Betony sighed and took his place beside them, facing the morning and turning his back on the bulk of the sprawling city.

“Oh, I’ve celebrated in my own way,” he said. “I was able to talk to her—my wife, that is. We can’t stand the thought of each other. We’ve agreed not to contaminate ourselves. And we do understand each other… we’ve even become friends of a sort. Willing conspirators, anyway! My father can whistle and wait for the miraculous child, heir to both kingdoms. It just won’t happen. I don’t mind taking life out of the world, but I’ll never feed it back in. I may be cruel, but I’m not as cruel as all that.”

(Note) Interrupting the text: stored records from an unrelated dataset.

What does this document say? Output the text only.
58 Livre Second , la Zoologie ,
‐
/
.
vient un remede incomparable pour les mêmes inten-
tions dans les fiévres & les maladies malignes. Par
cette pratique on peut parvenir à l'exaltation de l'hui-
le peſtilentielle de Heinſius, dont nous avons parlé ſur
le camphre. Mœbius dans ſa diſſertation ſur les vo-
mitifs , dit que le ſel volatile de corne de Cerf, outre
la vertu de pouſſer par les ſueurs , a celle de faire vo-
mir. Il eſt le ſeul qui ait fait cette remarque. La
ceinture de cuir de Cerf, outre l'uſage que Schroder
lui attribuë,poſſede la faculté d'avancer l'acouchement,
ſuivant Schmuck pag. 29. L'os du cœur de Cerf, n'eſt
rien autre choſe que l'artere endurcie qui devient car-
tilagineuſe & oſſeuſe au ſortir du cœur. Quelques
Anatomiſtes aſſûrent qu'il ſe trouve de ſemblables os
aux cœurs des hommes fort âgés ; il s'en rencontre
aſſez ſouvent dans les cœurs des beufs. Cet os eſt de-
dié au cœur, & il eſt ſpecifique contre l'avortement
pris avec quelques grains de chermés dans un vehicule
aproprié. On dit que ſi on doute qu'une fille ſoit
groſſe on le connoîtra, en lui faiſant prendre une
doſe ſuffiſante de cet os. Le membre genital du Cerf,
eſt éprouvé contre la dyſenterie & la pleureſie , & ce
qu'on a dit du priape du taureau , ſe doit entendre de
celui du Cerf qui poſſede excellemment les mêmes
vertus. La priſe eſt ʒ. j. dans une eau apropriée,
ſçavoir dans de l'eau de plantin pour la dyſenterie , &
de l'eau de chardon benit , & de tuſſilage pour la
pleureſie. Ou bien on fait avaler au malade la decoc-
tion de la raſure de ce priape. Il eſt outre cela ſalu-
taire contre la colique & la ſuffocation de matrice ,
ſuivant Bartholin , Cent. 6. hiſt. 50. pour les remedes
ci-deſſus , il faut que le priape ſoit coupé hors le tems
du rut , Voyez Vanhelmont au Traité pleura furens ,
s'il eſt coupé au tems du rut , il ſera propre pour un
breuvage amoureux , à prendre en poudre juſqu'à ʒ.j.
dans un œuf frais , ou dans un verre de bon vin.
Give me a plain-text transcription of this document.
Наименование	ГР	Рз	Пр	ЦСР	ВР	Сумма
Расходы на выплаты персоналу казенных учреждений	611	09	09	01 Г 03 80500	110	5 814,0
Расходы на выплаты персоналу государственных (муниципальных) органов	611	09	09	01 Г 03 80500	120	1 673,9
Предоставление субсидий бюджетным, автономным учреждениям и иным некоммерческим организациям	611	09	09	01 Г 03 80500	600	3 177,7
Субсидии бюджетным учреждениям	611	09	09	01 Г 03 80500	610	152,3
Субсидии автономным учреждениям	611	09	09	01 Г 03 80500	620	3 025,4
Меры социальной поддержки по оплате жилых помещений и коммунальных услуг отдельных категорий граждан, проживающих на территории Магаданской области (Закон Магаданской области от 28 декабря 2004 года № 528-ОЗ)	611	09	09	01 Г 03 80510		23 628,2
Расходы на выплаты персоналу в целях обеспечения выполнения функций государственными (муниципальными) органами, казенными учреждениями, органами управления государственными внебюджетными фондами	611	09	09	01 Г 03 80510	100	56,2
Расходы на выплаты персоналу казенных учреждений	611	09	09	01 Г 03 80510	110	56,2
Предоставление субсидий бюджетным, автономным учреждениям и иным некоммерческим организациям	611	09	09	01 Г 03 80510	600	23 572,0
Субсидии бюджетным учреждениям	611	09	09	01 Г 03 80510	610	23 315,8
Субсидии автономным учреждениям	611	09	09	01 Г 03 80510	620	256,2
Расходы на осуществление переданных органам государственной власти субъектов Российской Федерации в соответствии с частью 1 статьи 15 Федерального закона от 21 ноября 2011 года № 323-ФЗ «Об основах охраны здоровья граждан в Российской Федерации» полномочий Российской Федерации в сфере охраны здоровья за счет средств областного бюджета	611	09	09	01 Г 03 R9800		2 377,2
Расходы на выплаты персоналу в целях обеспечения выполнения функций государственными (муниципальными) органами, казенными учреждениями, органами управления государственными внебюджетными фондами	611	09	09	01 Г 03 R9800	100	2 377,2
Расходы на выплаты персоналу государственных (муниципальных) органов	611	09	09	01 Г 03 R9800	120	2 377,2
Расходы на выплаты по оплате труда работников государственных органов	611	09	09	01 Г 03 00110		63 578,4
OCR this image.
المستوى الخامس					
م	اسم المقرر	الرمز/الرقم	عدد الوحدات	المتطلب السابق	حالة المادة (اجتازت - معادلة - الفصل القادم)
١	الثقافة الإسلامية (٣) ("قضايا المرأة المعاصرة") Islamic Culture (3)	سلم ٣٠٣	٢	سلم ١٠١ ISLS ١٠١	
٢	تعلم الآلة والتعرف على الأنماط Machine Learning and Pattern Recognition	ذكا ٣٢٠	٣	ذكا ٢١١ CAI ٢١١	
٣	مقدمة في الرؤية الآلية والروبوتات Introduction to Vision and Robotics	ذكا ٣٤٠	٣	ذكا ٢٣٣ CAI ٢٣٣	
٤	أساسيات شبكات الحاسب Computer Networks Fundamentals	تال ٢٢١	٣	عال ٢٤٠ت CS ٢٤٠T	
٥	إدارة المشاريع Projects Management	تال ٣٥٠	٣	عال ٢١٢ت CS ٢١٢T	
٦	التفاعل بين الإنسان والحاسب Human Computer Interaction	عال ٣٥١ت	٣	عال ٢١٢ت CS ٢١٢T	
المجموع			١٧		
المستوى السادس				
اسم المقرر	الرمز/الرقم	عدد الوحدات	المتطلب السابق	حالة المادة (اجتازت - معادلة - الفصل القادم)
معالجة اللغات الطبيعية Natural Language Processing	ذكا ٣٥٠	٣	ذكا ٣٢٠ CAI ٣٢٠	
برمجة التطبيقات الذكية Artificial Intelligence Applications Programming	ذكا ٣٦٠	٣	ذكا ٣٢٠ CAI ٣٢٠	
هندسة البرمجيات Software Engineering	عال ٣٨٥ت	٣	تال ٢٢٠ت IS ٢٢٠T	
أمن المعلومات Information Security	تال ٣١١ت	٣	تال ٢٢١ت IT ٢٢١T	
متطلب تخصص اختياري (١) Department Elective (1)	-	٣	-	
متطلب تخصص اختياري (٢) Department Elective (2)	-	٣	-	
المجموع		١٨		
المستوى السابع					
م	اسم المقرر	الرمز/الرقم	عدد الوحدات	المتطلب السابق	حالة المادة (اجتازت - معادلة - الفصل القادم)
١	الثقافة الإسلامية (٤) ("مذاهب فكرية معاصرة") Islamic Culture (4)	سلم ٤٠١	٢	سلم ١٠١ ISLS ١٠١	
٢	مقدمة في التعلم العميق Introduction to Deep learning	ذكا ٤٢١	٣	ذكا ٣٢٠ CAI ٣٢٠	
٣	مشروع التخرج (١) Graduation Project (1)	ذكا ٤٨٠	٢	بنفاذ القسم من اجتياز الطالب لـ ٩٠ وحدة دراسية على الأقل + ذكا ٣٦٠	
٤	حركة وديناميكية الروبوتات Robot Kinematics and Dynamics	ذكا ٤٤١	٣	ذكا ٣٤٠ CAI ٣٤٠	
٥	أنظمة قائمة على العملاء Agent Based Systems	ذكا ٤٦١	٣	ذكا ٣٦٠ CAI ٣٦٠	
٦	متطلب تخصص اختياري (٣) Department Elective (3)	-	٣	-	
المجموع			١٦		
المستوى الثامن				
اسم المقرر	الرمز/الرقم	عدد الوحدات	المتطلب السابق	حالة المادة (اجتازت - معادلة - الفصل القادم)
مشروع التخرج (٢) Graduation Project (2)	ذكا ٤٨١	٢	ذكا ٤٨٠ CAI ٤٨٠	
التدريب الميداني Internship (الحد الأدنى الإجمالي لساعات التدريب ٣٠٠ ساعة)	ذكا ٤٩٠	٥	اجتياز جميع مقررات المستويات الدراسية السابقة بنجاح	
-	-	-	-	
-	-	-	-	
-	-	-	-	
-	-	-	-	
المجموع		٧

He looked sideways at them.

“You seem to have celebrated my wedding in a particularly personal way,” he went on.

Without turning, Linnet could tell he was smiling.

“Linnet and I have promised to marry each other!” Dysart
said abruptly, anxious to hear what the idea sounded like in the outside world. Once spoken, it became both more and less than a private ecstasy… it became a policy.

“Oh, of course you have,” said Betony. “And I do think you should!”

Dysart and Linnet both looked at him suspiciously.

“You might even get away with it,” he said, smiling his wincing smile at their doubt, “now that Carlyon’s shown a little of his hand… well, of his heart, really! Have you told your father?” he asked, turning to look at Linnet. “Or have you had other things on your mind?”

“The King didn’t seem to be worried by anything Carlyon had to say,” Linnet answered casually. She hadn’t given Carlyon or his visions of death and decay a thought.